Result of study shows:Hind limb motor function score, height expression are carried out by Basso-Mouse-Scale (BMS) method
The clinical grade mescenchymal stem cell of IL10 can improve hind limb motor function (concrete outcome such as Fig. 5, after transplanting of spinal cord injury mouse
The main scorings of 5 weeks~12 weeks IL10-UC-MSCs groups BMS improve, compared with UC-MSCs groups, * * P<0.01, compared with NS groups, ##P<
0.01, difference is statistically significant.).The 12nd week after cell therapy, spinal cord slice observation, compared with other groups, height expression
The lesion volume and length of lesion of the clinical grade mescenchymal stem cell treatment group site spinal cord injury of IL10 significantly reduce, while can
Effectively (result such as Fig. 6, compared with UC-MSCs groups, IL10-UC-MSCs group spinal cords damage the Neuroinflammation at inhibition loss position
The lesion volume and length of lesion of traumatic part position significantly reduce, and have good repairing effect.).Prior art majority is with single
Anti -inflammatory cytokine treated, or stem-cell therapy is applied alone, inhibit secondary lesion caused by Neuroinflammation
Curative effect is not notable, and the clinical grade mescenchymal stem cell of high expression IL10 prepared by the present invention can effectively inhibit neuroinflamation
Reaction, while playing paracrine action and promoting nerve cell regeneration, improve therapeutic effect.

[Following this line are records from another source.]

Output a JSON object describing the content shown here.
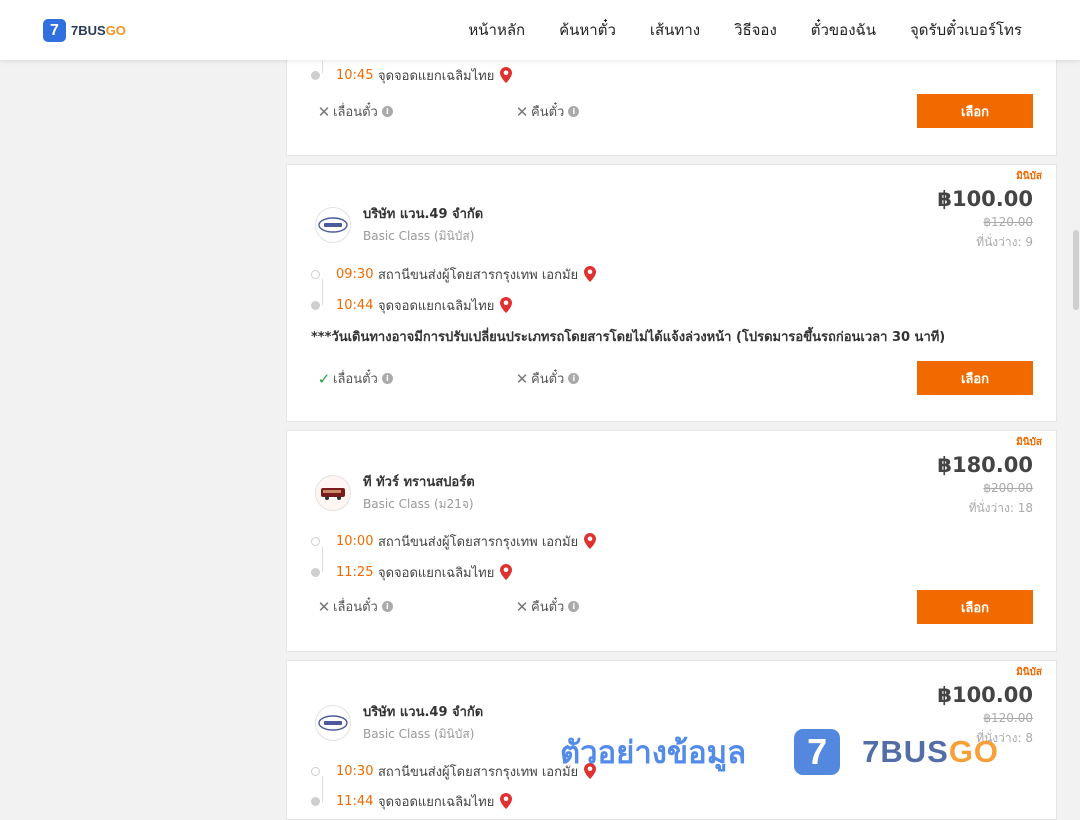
{
  "header": {
    "logo_text": "7BUS",
    "logo_text_accent": "GO",
    "logo_mark": "7",
    "nav": [
      "หน้าหลัก",
      "ค้นหาตั๋ว",
      "เส้นทาง",
      "วิธีจอง",
      "ตั๋วของฉัน",
      "จุดรับตั๋วเบอร์โทร"
    ]
  },
  "top_card": {
    "arrival_time": "10:45",
    "arrival_place": "จุดจอดแยกเฉลิมไทย",
    "change_ticket": "เลื่อนตั๋ว",
    "refund": "คืนตั๋ว",
    "select_label": "เลือก"
  },
  "cards": [
    {
      "badge": "มินิบัส",
      "operator": "บริษัท แวน.49 จำกัด",
      "class": "Basic Class (มินิบัส)",
      "price": "฿100.00",
      "old_price": "฿120.00",
      "seats": "ที่นั่งว่าง: 9",
      "depart_time": "09:30",
      "depart_place": "สถานีขนส่งผู้โดยสารกรุงเทพ เอกมัย",
      "arrive_time": "10:44",
      "arrive_place": "จุดจอดแยกเฉลิมไทย",
      "notice": "***วันเดินทางอาจมีการปรับเปลี่ยนประเภทรถโดยสารโดยไม่ได้แจ้งล่วงหน้า (โปรดมารอขึ้นรถก่อนเวลา 30 นาที)",
      "change_ticket": "เลื่อนตั๋ว",
      "refund": "คืนตั๋ว",
      "select_label": "เลือก"
    },
    {
      "badge": "มินิบัส",
      "operator": "ที ทัวร์ ทรานสปอร์ต",
      "class": "Basic Class (ม21จ)",
      "price": "฿180.00",
      "old_price": "฿200.00",
      "seats": "ที่นั่งว่าง: 18",
      "depart_time": "10:00",
      "depart_place": "สถานีขนส่งผู้โดยสารกรุงเทพ เอกมัย",
      "arrive_time": "11:25",
      "arrive_place": "จุดจอดแยกเฉลิมไทย",
      "change_ticket": "เลื่อนตั๋ว",
      "refund": "คืนตั๋ว",
      "select_label": "เลือก"
    },
    {
      "badge": "มินิบัส",
      "operator": "บริษัท แวน.49 จำกัด",
      "class": "Basic Class (มินิบัส)",
      "price": "฿100.00",
      "old_price": "฿120.00",
      "seats": "ที่นั่งว่าง: 8",
      "depart_time": "10:30",
      "depart_place": "สถานีขนส่งผู้โดยสารกรุงเทพ เอกมัย",
      "arrive_time": "11:44",
      "arrive_place": "จุดจอดแยกเฉลิมไทย"
    }
  ],
  "watermark": {
    "text": "ตัวอย่างข้อมูล",
    "logo_mark": "7",
    "brand": "7BUS",
    "brand_accent": "GO"
  },
  "colors": {
    "accent": "#f06a00",
    "brand_blue": "#2f6fe0",
    "ok_green": "#1fa34a"
  },
  "icons": [
    "location-pin-icon",
    "close-icon",
    "check-icon",
    "info-icon"
  ]
}
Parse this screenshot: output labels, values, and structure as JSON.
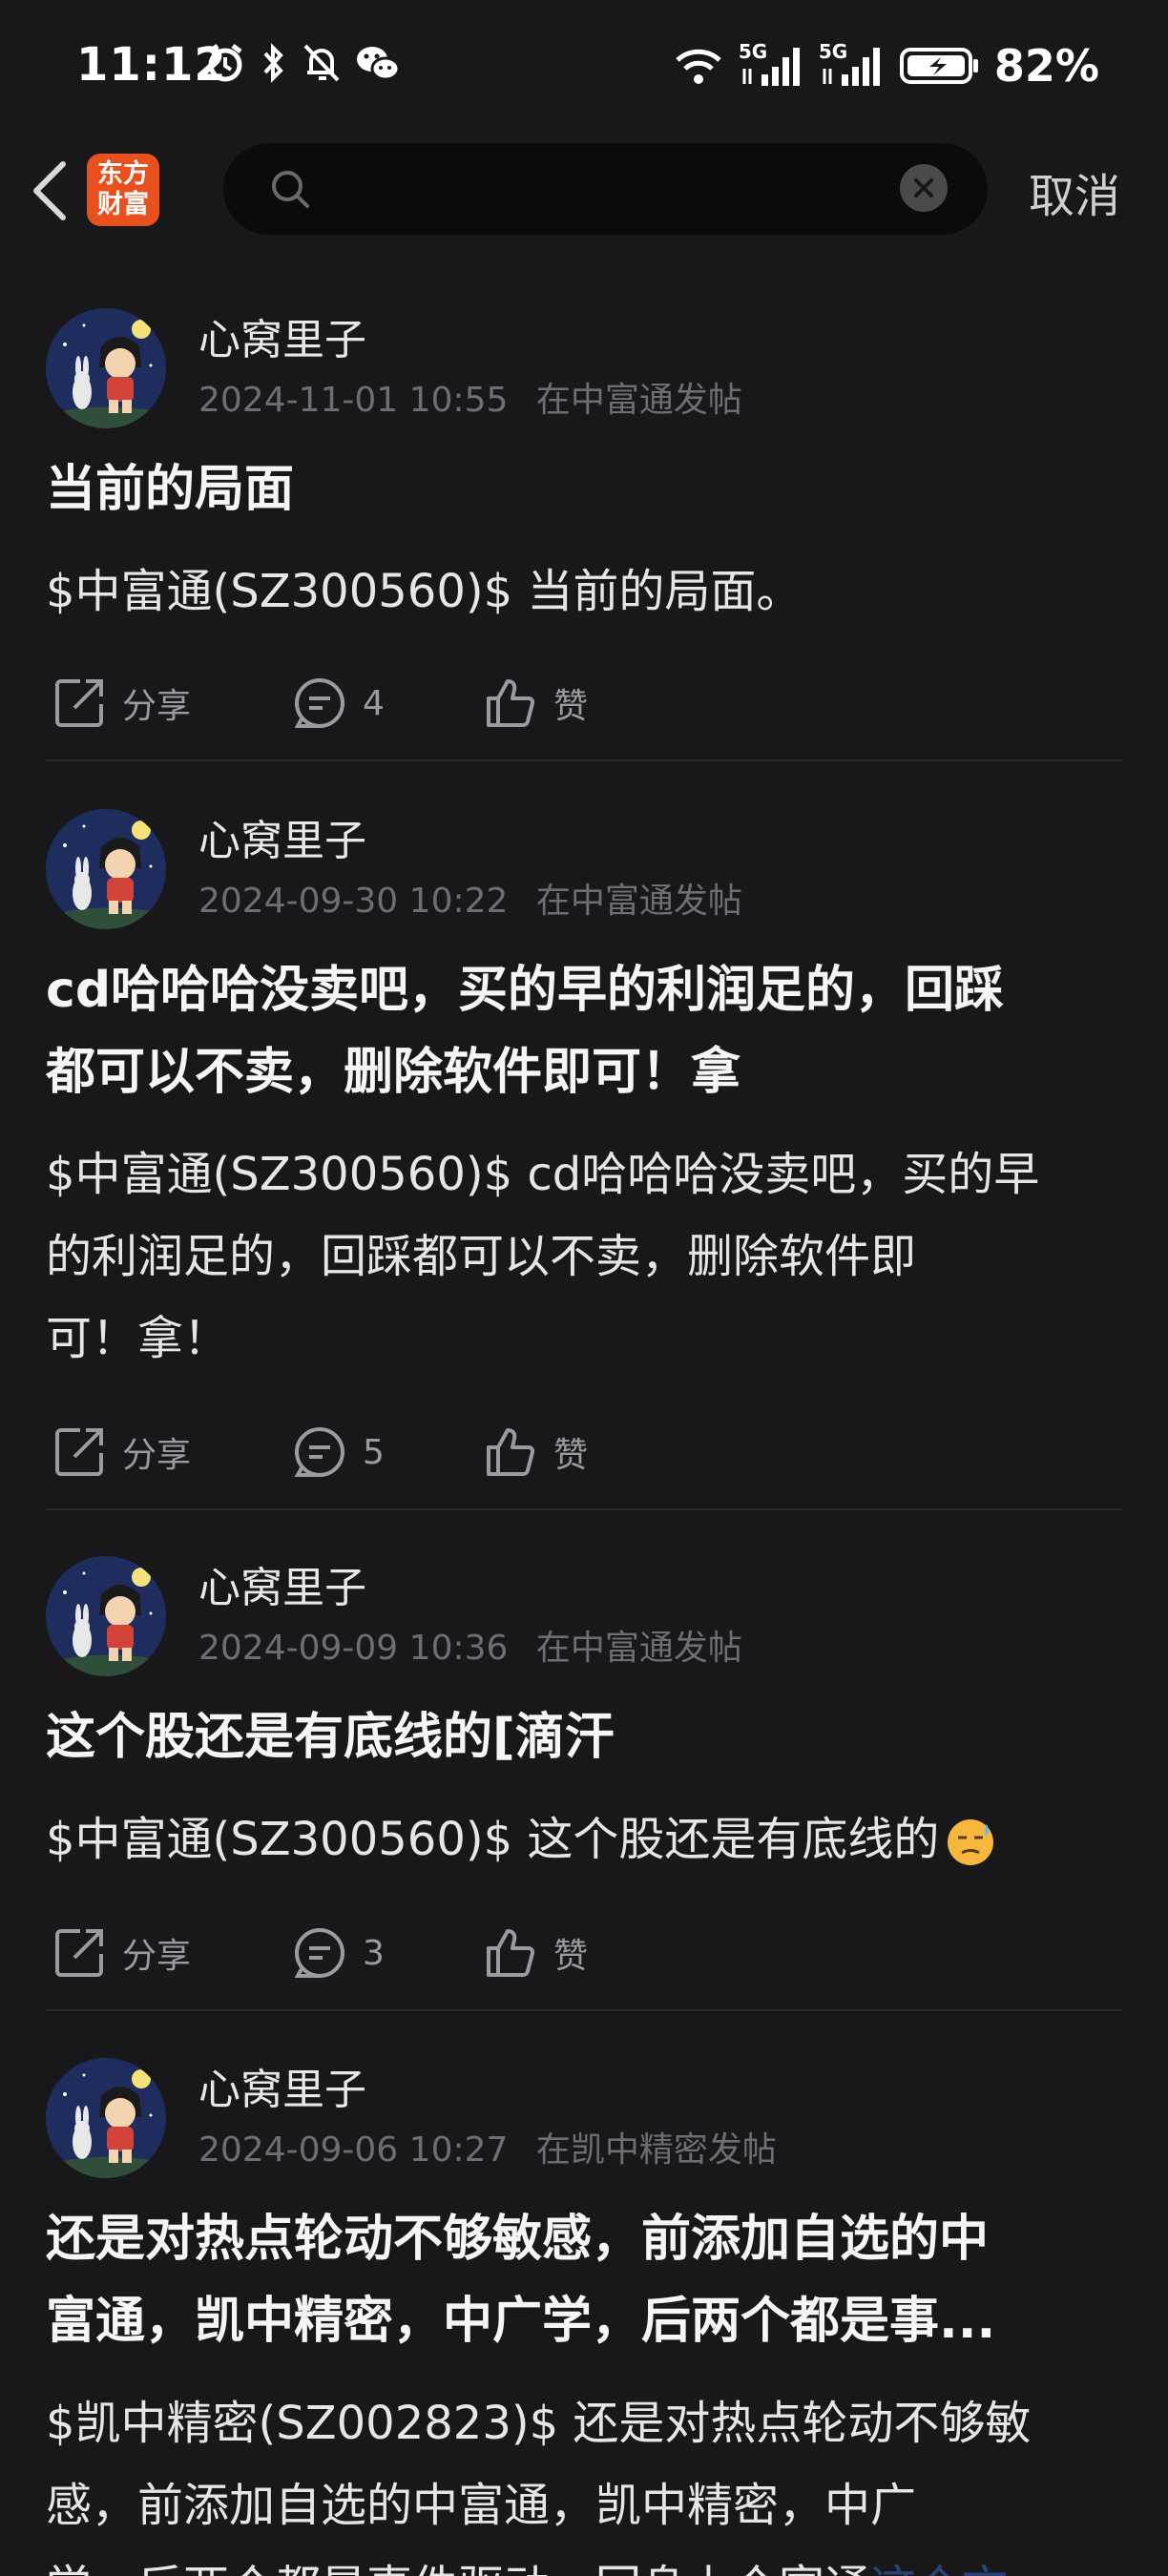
{
  "status_bar": {
    "time": "11:12",
    "battery": "82%",
    "network_1": "5G",
    "network_2": "5G"
  },
  "topbar": {
    "logo_line1": "东方",
    "logo_line2": "财富",
    "search_placeholder": "",
    "cancel_label": "取消"
  },
  "colors": {
    "background": "#18181a",
    "logo": "#e8501e",
    "meta": "#6e6e72",
    "link": "#3b6fd6"
  },
  "posts": [
    {
      "author": "心窝里子",
      "date": "2024-11-01 10:55",
      "source": "在中富通发帖",
      "title": "当前的局面",
      "body": "$中富通(SZ300560)$ 当前的局面。",
      "share": "分享",
      "comments": "4",
      "like": "赞"
    },
    {
      "author": "心窝里子",
      "date": "2024-09-30 10:22",
      "source": "在中富通发帖",
      "title_line1": "cd哈哈哈没卖吧，买的早的利润足的，回踩",
      "title_line2": "都可以不卖，删除软件即可！拿",
      "body_line1": "$中富通(SZ300560)$ cd哈哈哈没卖吧，买的早",
      "body_line2": "的利润足的，回踩都可以不卖，删除软件即",
      "body_line3": "可！拿！",
      "share": "分享",
      "comments": "5",
      "like": "赞"
    },
    {
      "author": "心窝里子",
      "date": "2024-09-09 10:36",
      "source": "在中富通发帖",
      "title": "这个股还是有底线的[滴汗",
      "body": "$中富通(SZ300560)$ 这个股还是有底线的",
      "share": "分享",
      "comments": "3",
      "like": "赞"
    },
    {
      "author": "心窝里子",
      "date": "2024-09-06 10:27",
      "source": "在凯中精密发帖",
      "title_line1": "还是对热点轮动不够敏感，前添加自选的中",
      "title_line2": "富通，凯中精密，中广学，后两个都是事...",
      "body_line1": "$凯中精密(SZ002823)$ 还是对热点轮动不够敏",
      "body_line2": "感，前添加自选的中富通，凯中精密，中广",
      "body_line3": "学，后两个都是事件驱动，回身上个富通",
      "body_link": "这个文"
    }
  ]
}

The foregoing is only a preferred embodiment of the present invention, is not intended to restrict the invention, for the skill of this field
For art personnel, the invention may be variously modified and varied.All within the spirits and principles of the present invention, any made by repair
Change, equivalent replacement, improvement etc., should all be included in the protection scope of the present invention.